Idempotency & Retries — Notes#
The core insight#
Network errors are ambiguous — you don't know if the request happened. Either build idempotency in, or accept duplicated effects.
Where to put the key#
- Header:
Idempotency-Key: <uuid>(Stripe, AWS). - Body field:
client_token(DynamoDB). - HTTP method semantics:
PUT /resource/{id}is naturally idempotent.
Key scope#
- Per (route, tenant, key) — don't collide across endpoints.
- Hash the request body — reject same key + different body with 422.
TTL#
- Long enough for any client retry (24–48 hours typical).
- Short enough to bound table growth.
- Use TTL-enabled stores (DynamoDB TTL, Redis EXPIRE).
Anti-patterns#
- "Idempotent because it's a SELECT" — but the side-effect was a write somewhere downstream.
- Using request UUID generated server-side — defeats purpose; client must generate.

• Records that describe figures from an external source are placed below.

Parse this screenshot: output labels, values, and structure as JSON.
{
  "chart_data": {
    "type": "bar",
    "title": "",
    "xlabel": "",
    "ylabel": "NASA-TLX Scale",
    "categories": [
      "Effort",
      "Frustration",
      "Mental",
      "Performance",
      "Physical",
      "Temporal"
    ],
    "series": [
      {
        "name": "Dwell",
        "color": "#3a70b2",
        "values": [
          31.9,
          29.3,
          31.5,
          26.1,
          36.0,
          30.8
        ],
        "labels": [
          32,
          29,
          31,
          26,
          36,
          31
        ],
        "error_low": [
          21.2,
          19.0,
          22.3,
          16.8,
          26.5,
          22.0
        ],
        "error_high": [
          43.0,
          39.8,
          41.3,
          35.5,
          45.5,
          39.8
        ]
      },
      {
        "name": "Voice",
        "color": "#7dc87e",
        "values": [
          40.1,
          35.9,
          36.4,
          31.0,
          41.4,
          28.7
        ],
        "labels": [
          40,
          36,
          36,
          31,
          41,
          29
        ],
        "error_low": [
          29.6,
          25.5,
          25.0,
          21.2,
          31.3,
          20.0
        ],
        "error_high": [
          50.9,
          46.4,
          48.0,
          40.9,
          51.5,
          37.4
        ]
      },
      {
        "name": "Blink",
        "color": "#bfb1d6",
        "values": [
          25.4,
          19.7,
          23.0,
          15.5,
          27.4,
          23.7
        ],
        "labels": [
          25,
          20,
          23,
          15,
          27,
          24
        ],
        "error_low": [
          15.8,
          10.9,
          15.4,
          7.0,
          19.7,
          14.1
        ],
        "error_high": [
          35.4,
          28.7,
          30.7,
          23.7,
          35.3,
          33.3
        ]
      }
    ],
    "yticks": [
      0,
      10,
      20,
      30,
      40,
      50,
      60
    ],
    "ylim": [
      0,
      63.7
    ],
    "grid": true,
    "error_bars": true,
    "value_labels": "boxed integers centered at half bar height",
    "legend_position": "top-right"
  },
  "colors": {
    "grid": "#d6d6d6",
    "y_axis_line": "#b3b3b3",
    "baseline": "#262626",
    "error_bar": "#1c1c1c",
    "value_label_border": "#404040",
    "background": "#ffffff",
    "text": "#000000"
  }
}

- Storing only the response body, not the status — re-running on retry instead of returning cached.
- Infinite retries without budget → outage amplification.
Refs#
- Stripe API "Idempotent Requests" guide.
- AWS Architecture Blog: "Exponential Backoff And Jitter."
- Marc Brooker: "Timeouts, Retries, and Backoff with Jitter."
- "Production-Ready Microservices" — Susan Fowler.